Maraschio ve arkadaşları Xq delesyonlarının analizini yaptıkları bir çalışmada olgumuzla aynı karyotipe sahip obezite ve kısa boy gösteren bir dişide oligoamenore ve daha sonra sekonder amenorenin gerçekleştiğini tespit etmişlerdir 9. Marozzi ve arkadaşları ise prematür ovarian yetmezliği olan olgularda yaptıkları çalışmada Xq23 delesyonuna sahip bir olguda Turner stigmatlarının olmadığını göstermişlerdir (10). Ayrıca Xq23 bölgesindeki delesyonlara sahip mozaik olmayan olgularda Turner stigmatlarının gözlenmediği belirten çalışmalar mevcuttur 9. Mesa-Cornejo ve arkadaşları 45,X(6)/46,X,del(X)(q23)(24) karyotipine sahip mozaik bir Turner olgusu tanımlamışlardır 11. Aynı karyotipe sahip olgumuzda ise kısa boy, boyun olmasına rağmen obezite ve menarş gözlenmemiştir. Ayrıca olgumuzda hipertiroidi ve işitme kaybı gibi Turner sendromunun tipik özellikleride tespit edilmiştir. Hipertiroidi Turner sendromlu olguların ancak %3’ünde görülmektedir 2. Turner sendromunda bile az görülen hipertiroidinin olguda görülmesi karyotip-fenotip korelasyonları açısından oldukça önemlidir. Literatürde mozaik olmayan Xq23 delesyonuna sahip ve bahsedilen Turner sendromu özelliklerini taşıyan olguya rastlanmamıştır. Olguyu diğer Xq23 delesyonuna sahip vakalardan farklı kılan özelliklerinin nedenlerini açıklamak oldukça güçtür.

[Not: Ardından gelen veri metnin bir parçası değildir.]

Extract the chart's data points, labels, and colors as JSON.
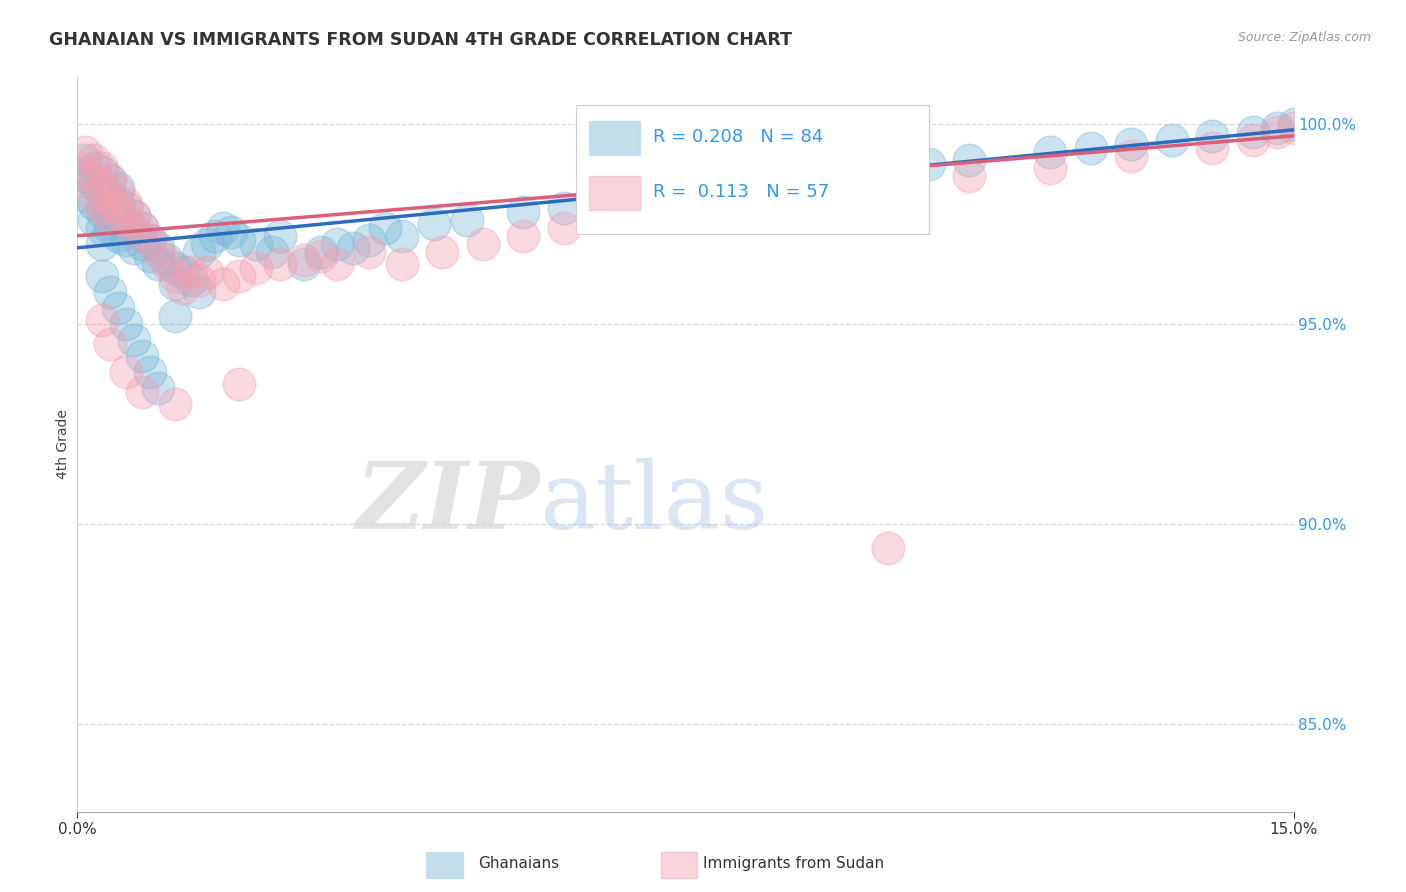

Dişilerdeki Xq delesyonlarının niçin genel olarak böyle değişken fenotipler ortaya çıkardığını açıklamak zordur. Çünkü normal olarak anormal X kromozomu tercihen inaktive edilmeli ve böylece genetik denge korunmalıdır. Ancak Xq delesyonuna sahip bireylerde X inaktivasyonunun non-random olduğunu veya bunun tersi şekilde Xq- açısından seçimli bir inaktivasyonun gerçekleştiğini gösteren çalışmalar mevcuttur 12,13,14. Fenotipin değişken olmasının en önemli nedenlerinden biri Xp veya Xq’nun proksimalindeki gelişim genlerinin, bazı X otozom translokasyonlarında görülen X inaktivasyonunun değişken yayılmasına benzer şekilde inaktive olmasıdır 15. Anormal Xq- kromozomuna sahip olan dişilerde herhangi bir fenotipik bulgunun görülüp görülmemesi bir kaç alternatif yol veya yolun beraber görev yapmasına bağlıdır. Bunlardan ilki, Xq- kromozom embriyonik gelişim boyunca inaktive edilirse herhangi bir fenopik etki görülmeyebilir. Ancak X kromozom inaktivasyonunun random gerçekleştiği unutulmamalıdır. İkinci olarak, daha muhtemel bir hipotez Xq23-27 kritik bölgesindeki kırılma noktasının bir pozisyon etkisi göstermesidir. Eğer kırılma noktası overlerin normal gelişimini sağlayacak genler üzerinde etkili değilse her iki X kromozomunun normal işlevlerini yerine getirdikleri söylenebilir. Üçüncü olarak eğer bu pozisyon etkisi direk olarak overlerin gelişiminden sorumlu olan genleri etkilerse fenotipik etkiler görülebilir 7. Sonuç olarak, yapısal anormal X kromozomlu bir bireyde tamamen bozuk bir inaktivasyon genellikle normal bir fenotiple beraberlik gösterirken random X inaktivasyonunun gerçekleştiği durumlar anormal bir fenotiple beraberlik göstermektedir 4.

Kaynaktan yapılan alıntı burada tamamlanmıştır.